The processing of poultry such as chickens and turkeys (birds) has become highly automated. Birds generally are conveyed suspended by their legs from shackles of an overhead conveying systems along processing lines for evisceration, cut-up, and further processing. It is highly desirable to perform as many of the processing operations on the birds as possible while the birds are suspended from their shackles to minimize handling and ensure greater uniformity in the cutup and processing of the birds.
Accordingly, the birds are conveyed through various processing devices while they move in series suspended from their shackles along the processing path. For example, the birds can be de-feathered, decapitated, opened, eviscerated, and cut apart while being advanced progressively along a processing path suspended from shackles. As a result, the labor required for processing poultry carcasses is significantly reduced while uniformity and adjustability in the sectioning of the poultry carcasses into various poultry parts is more predictable.
Chicken wings, commonly cooked and served as “buffalo wings,” have become a popular takeout item for home consumption and as menu items in restaurants and fast food outlets. A demand has emerged for larger and meatier wings. To accommodate this demand, extra meat generally is taken from breast portions the birds adjacent the wings and remains attached to the wings. This is not the most desirable meat to leave attached to the wings because breast meat is significantly more valuable than other meat on the carcass such as back meat on either side of the backbone.
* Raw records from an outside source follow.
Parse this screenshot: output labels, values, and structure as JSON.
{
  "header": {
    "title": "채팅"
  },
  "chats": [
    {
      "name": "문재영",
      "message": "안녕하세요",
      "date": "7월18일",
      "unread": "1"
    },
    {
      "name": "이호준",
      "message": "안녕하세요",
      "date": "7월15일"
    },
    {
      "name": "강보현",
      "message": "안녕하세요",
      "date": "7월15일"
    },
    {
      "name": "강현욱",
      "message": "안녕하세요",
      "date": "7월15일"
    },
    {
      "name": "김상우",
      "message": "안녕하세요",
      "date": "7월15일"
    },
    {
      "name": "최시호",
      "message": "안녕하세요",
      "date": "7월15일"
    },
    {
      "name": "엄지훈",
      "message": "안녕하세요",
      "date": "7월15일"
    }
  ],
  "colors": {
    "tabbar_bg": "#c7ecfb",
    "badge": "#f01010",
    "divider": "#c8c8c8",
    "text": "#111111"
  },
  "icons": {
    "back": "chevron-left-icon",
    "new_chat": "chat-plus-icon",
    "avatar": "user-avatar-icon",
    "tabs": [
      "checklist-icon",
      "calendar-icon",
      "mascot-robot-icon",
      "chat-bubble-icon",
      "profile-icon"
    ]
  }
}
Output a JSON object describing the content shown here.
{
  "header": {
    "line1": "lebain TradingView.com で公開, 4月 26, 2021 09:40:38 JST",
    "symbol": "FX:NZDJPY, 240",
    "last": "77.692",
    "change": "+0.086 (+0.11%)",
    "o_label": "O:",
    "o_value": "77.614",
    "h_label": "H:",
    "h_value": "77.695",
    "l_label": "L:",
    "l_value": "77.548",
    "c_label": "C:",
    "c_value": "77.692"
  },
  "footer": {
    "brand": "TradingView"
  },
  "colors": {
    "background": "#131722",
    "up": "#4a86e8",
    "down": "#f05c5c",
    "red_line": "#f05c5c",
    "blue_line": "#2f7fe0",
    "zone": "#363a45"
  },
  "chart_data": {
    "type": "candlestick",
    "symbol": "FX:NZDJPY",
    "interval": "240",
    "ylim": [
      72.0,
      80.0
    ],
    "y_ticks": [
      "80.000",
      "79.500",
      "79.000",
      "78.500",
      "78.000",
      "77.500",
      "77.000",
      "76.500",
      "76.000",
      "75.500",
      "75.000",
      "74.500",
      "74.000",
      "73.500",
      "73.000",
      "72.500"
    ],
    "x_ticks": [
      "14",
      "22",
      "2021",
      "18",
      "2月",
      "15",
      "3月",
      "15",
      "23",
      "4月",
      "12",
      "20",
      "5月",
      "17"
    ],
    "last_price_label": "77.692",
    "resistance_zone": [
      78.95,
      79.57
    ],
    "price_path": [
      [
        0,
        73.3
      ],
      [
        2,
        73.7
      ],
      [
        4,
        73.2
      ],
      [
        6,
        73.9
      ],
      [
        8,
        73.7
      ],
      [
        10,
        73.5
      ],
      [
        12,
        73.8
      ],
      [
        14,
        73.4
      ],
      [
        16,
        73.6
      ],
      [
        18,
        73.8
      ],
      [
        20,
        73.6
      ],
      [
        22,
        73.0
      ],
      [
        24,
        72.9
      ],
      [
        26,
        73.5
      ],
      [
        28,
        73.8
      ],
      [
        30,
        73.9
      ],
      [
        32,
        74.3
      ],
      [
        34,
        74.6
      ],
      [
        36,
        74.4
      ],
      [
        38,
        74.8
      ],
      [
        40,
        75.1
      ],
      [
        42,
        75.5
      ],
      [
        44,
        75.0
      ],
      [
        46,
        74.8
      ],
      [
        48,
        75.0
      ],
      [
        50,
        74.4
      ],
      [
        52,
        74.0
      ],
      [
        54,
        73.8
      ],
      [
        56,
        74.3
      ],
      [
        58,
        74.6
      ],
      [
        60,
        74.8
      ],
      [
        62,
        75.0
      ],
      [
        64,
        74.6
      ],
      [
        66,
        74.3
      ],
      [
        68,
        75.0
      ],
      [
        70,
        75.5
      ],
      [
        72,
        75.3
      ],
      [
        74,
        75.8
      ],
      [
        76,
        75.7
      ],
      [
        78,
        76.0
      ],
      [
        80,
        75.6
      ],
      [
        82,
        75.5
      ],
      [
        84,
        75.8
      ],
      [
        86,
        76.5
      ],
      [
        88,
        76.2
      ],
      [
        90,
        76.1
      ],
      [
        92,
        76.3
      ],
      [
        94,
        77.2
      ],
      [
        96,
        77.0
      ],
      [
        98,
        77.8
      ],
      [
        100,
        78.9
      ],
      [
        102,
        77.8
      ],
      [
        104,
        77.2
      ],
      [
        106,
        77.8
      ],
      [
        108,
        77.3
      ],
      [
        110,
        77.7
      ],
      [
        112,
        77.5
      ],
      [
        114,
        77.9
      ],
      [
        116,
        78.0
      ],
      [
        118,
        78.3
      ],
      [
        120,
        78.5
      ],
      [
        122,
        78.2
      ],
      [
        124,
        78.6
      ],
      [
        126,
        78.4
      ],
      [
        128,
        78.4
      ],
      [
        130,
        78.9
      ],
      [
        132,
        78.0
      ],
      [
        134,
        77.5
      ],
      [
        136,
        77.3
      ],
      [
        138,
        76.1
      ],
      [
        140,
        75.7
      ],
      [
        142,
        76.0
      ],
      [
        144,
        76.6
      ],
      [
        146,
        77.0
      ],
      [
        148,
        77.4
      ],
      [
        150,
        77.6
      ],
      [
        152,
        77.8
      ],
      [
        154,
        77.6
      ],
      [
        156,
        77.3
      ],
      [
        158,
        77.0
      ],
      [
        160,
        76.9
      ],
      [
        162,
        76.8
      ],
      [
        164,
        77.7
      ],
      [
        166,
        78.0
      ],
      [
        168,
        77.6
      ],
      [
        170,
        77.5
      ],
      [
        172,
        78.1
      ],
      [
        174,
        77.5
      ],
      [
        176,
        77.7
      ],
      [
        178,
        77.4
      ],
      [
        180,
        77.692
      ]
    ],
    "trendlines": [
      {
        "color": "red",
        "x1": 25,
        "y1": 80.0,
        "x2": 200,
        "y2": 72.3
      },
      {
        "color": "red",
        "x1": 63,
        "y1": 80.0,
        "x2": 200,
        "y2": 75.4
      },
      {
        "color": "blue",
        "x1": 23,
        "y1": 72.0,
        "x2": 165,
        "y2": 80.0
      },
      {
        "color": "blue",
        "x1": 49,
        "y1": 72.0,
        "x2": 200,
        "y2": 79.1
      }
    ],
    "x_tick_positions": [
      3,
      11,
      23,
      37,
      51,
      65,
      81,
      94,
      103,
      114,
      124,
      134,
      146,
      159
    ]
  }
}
However, back meat heretofore has been difficult to remove from a poultry carcass. There is a need for a method and apparatus that separates wings from poultry carcasses and leaves a piece of back meat with the wings to make the wings meatier rather than a piece of valuable breast meat.
To ensure efficiency and proper cooking of the wings, it is important to retailers, restaurants, and others that all the wings to be cooked in a batch are of substantially the same weight. Larger wings from larger birds do not cook as fast as smaller wings from smaller birds, and thus there is a possibility that the larger wings of a batch with smaller wings will be undercooked or that the smaller wings in a batch with larger wings will be overcooked. The result is poor quality end product that may have to be discarded. There is a need for a method and apparatus for removing wings from poultry carcasses that ensures that the separated wings of a batch are of substantially the same weight.
In the prior art, wing removal machines and processes also result in bone pieces and shards being left with removed wings or the carcass. This is because accurately slicing through the wing precisely between the bones of the shoulder joint has been a difficult challenge. Average “yield” of quality wings without cut-through bones and shards has hovered around 70% for a long time. There is a need for a method and apparatus for removing wings from poultry carcasses that increases this yield substantially into the 90 percentile.
Generally, a need exists for a poultry wing remover and method that addresses the above and other needs with speed, precision, and reliability. It is to the provision of such a poultry wing remover and method that the present invention is primarily directed.